Published in final edited form as:
PMCID: PMC2954062

Adaptive Rule Based Fetal QRS Complex Detection Using Hilbert Transform

Umit D. Ulusar, R.B. Govindan, Member, IEEE, James D. Wilson, Curtis L. Lowery, Hubert Preissl, Member, IEEE, and Hari Eswaran, Member, IEEE


In this paper we introduce an adaptive rule based QRS detection algorithm using the Hilbert transform (adHQRS) for fetal magnetocardiography processing. Hilbert transform is used to combine multiple channel measurements and the adaptive rule based decision process is used to eliminate spurious beats. The algorithm has been tested with a large number of datasets and promising results were obtained.

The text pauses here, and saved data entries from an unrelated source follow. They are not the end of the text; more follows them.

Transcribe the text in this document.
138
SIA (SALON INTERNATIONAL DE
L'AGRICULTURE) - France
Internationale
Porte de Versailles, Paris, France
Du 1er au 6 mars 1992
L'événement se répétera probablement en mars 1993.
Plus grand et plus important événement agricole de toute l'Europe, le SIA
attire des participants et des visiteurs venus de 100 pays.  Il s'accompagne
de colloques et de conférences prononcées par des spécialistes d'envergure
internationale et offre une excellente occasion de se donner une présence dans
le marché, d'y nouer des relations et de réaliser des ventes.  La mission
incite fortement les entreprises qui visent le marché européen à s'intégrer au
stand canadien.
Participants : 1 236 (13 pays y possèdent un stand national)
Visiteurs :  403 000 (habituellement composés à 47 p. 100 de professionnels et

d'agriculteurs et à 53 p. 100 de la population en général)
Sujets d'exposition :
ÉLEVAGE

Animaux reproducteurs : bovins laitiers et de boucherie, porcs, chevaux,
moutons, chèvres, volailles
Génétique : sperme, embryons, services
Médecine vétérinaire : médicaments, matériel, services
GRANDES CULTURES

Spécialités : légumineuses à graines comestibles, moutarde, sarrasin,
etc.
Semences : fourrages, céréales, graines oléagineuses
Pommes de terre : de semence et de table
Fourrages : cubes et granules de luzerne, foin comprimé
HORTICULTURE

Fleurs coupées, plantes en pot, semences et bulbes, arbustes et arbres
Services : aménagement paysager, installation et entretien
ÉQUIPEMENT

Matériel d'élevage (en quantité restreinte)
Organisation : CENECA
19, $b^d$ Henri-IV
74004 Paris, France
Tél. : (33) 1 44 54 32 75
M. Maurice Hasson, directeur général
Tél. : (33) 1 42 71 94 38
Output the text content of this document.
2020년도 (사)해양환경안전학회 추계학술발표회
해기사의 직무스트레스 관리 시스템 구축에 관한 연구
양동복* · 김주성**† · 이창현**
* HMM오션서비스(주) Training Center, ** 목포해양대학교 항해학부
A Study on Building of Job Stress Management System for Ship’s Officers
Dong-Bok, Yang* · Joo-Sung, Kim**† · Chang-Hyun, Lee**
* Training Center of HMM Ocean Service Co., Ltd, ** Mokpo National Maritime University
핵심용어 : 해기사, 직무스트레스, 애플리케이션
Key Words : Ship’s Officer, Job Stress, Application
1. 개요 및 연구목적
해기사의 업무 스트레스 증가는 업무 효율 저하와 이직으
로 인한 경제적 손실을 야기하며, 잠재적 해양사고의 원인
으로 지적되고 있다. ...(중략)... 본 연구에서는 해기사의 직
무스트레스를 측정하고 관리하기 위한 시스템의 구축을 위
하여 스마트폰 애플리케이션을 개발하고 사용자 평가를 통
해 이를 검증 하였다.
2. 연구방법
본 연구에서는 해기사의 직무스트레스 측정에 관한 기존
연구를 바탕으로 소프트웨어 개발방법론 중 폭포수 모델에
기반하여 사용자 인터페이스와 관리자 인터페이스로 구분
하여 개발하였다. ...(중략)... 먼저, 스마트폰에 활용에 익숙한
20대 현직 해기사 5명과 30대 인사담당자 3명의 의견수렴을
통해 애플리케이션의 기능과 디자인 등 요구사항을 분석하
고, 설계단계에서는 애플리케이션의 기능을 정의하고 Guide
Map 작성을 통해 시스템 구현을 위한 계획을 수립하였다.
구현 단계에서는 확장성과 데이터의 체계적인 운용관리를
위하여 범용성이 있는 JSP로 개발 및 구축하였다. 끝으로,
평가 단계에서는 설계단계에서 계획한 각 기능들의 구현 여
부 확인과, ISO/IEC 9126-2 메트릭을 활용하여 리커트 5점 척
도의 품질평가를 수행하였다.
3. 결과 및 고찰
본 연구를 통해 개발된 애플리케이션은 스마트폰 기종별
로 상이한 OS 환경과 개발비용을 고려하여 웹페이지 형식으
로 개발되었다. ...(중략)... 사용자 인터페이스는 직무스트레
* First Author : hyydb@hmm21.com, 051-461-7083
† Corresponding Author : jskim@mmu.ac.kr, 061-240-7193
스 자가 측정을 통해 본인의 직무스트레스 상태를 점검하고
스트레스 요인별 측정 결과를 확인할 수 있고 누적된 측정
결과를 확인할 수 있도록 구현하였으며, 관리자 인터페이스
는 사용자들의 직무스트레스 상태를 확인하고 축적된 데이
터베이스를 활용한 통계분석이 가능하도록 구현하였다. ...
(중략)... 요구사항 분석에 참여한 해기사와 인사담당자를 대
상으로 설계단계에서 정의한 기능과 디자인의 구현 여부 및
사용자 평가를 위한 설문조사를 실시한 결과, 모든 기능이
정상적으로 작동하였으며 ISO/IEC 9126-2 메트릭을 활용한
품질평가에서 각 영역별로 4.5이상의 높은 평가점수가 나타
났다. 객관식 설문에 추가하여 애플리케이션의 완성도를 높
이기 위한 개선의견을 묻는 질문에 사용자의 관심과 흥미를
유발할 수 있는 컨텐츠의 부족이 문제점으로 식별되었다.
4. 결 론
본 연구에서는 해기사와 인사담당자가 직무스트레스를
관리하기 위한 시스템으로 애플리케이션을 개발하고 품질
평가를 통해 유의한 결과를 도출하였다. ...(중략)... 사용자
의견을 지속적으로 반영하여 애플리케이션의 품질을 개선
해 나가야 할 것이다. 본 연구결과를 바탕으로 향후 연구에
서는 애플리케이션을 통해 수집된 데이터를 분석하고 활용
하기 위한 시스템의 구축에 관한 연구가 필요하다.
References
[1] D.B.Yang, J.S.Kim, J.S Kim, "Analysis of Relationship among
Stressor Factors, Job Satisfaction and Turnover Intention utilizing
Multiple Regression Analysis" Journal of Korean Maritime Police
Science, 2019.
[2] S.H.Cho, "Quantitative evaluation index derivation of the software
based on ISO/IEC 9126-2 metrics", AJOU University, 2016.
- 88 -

The fetal heart experiences a substantial amount of growth during early stages of pregnancy. Using ultrasound, a heartbeat can be detected as early as 5–6 weeks of gestation. Detection and analysis of fetal cardiac signals are essential components of fetal health monitoring and have various applications, e.g. fetal monitoring during labor [1], identification of fetal state [2,3], monitoring of fetal arrhythmia[4], and automatic detection of fetal movement [5]. As the heart develops changes occur in the morphology and amplitude of the fetal cardiac signal (FCS). Also, electrophysiological recordings of FCS are ten-fold weaker in amplitude than maternal heart signal which makes the detection a challenging task.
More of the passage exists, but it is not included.